We definitely still have room for further improvements in our rendition of Justin Rhodes design. Our wooden axle broke once right after installing and turning over to install the other wheel. We were able to hodgepodge it back together by splitting the axle. We also plan to replace our wooden axle on this chickshaw with a metal shaft for stability. This was already in the plans due to the dowel rod length we needed being unavailable. We’ve also yet to find the time to do some overdue weatherization.
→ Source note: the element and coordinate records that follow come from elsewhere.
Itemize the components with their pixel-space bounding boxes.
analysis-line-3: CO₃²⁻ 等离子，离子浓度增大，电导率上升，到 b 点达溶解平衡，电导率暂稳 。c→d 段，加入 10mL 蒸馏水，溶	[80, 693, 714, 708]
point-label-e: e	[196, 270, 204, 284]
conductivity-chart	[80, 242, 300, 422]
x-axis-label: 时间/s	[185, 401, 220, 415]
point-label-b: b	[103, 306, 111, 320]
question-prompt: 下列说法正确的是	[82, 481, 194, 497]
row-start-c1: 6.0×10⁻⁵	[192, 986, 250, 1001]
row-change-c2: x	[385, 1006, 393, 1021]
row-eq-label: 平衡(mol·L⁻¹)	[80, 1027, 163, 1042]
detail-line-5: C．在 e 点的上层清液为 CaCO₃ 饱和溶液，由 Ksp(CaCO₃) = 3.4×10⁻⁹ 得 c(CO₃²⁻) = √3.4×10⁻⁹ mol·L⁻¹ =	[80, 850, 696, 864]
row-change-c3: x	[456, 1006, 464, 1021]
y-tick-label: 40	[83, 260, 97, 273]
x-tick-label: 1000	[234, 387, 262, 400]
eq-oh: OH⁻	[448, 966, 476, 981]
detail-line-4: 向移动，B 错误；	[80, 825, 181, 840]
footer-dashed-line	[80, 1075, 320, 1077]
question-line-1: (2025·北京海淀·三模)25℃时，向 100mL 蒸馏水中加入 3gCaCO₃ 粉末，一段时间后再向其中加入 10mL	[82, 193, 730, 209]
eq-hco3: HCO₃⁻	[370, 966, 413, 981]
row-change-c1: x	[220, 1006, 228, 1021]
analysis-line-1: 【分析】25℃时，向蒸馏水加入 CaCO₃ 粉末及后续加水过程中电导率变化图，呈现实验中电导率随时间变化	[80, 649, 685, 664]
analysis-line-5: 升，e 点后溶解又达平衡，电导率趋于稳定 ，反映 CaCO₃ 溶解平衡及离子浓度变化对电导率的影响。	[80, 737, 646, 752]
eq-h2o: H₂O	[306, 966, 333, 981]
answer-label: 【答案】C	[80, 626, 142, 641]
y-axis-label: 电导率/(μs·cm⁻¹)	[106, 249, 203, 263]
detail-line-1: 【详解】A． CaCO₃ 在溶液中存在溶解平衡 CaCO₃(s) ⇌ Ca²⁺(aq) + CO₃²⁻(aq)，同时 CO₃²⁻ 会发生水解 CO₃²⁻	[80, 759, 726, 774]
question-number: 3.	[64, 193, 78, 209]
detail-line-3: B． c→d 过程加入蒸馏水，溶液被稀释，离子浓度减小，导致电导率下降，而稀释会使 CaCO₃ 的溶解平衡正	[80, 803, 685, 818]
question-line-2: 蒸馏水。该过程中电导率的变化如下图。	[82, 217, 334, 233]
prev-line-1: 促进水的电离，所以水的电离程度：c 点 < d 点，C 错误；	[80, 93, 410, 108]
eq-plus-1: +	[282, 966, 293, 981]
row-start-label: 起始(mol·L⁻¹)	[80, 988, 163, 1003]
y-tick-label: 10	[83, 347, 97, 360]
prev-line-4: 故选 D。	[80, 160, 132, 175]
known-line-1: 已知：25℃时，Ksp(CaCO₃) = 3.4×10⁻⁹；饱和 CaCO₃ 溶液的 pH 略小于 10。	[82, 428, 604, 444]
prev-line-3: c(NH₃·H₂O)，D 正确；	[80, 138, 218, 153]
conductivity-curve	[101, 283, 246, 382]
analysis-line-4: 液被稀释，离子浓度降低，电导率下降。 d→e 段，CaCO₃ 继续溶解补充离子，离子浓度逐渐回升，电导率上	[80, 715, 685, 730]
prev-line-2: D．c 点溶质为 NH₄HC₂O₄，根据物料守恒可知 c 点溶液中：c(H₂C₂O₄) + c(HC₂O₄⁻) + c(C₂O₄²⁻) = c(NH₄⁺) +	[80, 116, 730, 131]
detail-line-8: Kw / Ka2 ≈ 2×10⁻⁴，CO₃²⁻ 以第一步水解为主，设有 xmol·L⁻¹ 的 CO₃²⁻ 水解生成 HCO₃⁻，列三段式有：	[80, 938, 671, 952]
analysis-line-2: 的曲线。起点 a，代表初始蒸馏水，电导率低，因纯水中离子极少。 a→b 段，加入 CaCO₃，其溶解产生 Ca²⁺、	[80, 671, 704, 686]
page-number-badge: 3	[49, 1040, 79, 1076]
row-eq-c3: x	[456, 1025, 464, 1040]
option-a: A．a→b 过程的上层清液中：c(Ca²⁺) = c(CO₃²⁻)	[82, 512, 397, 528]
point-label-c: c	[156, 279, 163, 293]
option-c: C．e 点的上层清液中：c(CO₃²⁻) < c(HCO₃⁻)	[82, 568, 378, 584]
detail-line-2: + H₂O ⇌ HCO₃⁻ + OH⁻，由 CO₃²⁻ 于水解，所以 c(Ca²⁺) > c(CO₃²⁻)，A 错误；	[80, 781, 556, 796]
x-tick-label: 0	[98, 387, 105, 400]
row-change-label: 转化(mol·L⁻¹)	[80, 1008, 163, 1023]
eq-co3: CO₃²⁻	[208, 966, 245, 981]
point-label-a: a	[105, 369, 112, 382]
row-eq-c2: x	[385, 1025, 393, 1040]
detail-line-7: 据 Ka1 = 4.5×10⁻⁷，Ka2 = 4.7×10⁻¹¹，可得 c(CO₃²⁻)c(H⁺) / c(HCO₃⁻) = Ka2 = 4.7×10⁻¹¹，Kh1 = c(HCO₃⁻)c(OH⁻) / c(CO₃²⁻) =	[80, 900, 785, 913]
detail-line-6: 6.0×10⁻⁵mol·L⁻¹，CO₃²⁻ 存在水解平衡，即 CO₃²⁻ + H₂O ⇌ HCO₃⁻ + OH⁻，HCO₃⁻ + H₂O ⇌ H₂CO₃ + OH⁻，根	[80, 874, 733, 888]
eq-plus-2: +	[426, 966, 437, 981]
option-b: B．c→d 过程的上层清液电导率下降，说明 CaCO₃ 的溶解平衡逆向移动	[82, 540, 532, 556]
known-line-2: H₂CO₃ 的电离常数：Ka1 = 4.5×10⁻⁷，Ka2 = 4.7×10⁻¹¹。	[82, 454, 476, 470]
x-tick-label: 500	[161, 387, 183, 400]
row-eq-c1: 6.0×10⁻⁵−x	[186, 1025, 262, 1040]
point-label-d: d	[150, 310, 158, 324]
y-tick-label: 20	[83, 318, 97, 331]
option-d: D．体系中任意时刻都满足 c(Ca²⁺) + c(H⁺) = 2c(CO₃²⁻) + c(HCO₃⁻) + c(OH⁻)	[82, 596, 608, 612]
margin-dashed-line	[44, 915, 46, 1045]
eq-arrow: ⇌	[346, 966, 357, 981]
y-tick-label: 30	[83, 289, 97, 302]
Overall it’s still a vast improvement that allowed us to move the chickens in the chickshaw (and herd the geese) into last years garden to give it a much-needed weeding. I think my bees will also be quite happy not to be pestered quite so much by poultry.
Love that poultry!
The Case of the Hidden Eggs
A hen went broody the other week, so we were getting fewer eggs, but we were still getting some. Then recently, they stopped. No idea why. One hen going broody would not make all the hens stop laying eggs, but still we did not find any eggs for almost a week. We now know what happened to at least some of the eggs, although others are still mysteries.
Part of the Mystery Solved
Matthew was doing some beekeeping this weekend, and discovered this beauty:
A hen, we believe a Buff Orpington, has been laying eggs under the beehives. As you can see, there are five eggs, in about the safest places in the bee yard. We left them there in hopes that perhaps she will sit them once she has enough. I’m really hoping for some adorable baby chicks to be roaming the yard with their mama!
The Continued Mystery
So we have figured out where some of them have gone, but there is still a larger mystery: where are the other seven hens are laying there eggs. Have you ever had hens hide their eggs and figure out where they were?
Up to this point, we have been extremely lucky. We have never lost a chicken, or chick, to any predator. While that has not changed, we have lost many eggs, and could have lost chickens not too long ago. This happened a few weeks ago, but we’ve been so busy with the aftermath that I haven’t been able get you up-to-date with us. So here goes.
It all started on a Saturday morning not too long ago…my oldest son went out to collect eggs and feed the chickens. He came back very quickly exclaiming that there was an opossum in the coop. My husband and I went out immediately. Opossums are mean, and there is no way we would risk anyone’s safety. He told us it was in the nest boxes, so that is where we looked. My husband was slowly raising the lid to the nest boxes. It was then that I saw what we were dealing with and told my husband to quickly, for goodness sake, close the coop!!!! It was a skunk. Thankfully it was looking at me and it was a face, not a tail, that I was looking at. This left us with quite the dilemma. We had a hen in a nest box. A skunk in another nest box. We also had a bunch of chickens that would want to roost in their coop at night. A skunk is an opportunistic predator. We knew that if we left things as they were, we might not have chickens in the morning.
Thankfully, we had raised meat chickens in a separate “chicken tractor” the year before, and still had it. We, very quickly, decided that the chickens would need to live in the chicken tractor until we had built a proper mobile chicken tractor. Thus began the task of catching chickens. If any of you have ever tried to catch a chicken, you probably know it’s really not that easy. Unless they are sitting eggs that is. Thankfully, the hen that was laying an egg was in the nest box closest to the door, so we got her out rather easily. Even though it was a bit frightening to stick my head in a coop that had a skunk that was aware of our presence. Chickens are not, however, easy to catch if they have somewhere to hide. It took a while, but with everyone pitching in we did catch them all, starting with the rooster.
We caught them one or two at a time and put them in the chicken tractor. Got them some food and water, and it worked out. Getting the eggs, however, was not so easy. We had given them some buckets with straw in them, hoping that they would work. Alas, it did not. They laid one or two in the buckets, took all the straw out, and laid eggs in all the corners and places that I couldn’t reach them. Of course.
At this point we are trying out some milk crates, modified to work as nest boxes. We got this idea from Justin Rhodes over at AbundantPermaculture.com. He has a wonderful article where he talks about his mobile chicken tractor design. Absolute genius! We are actually in the process of building a chicken tractor based on this design, but with a few changes for what we want.
Dealing with the Skunk: Lessons Learned
I’ll have more to update you on with this in the near future. Suffice it to say that trying to be humane by simply letting it out was probably not the best idea. You will soon find out why. Before a possible next time, we will be doing research to figure out how to deal with a predator, such as a skunk, with no one being harmed, with being humane, and with not risking the well-being of our animals (or bees) or investments we have made on our homestead.
We now have the chickens, and bees, inside of an electric poultry netting fence in our backyard. Thankfully, everyone seems quite happy.
If you have any insights for us in regard to dealing with predators, please let us know in the comments!
When we had raised chickens for a year, we decided we’d like more egg laying chickens. You know, raise our own eggs and maybe sell a few. Turns out our market doesn’t need more eggs, especially not ones that would be as expensive as ours would need to be to cover expenses.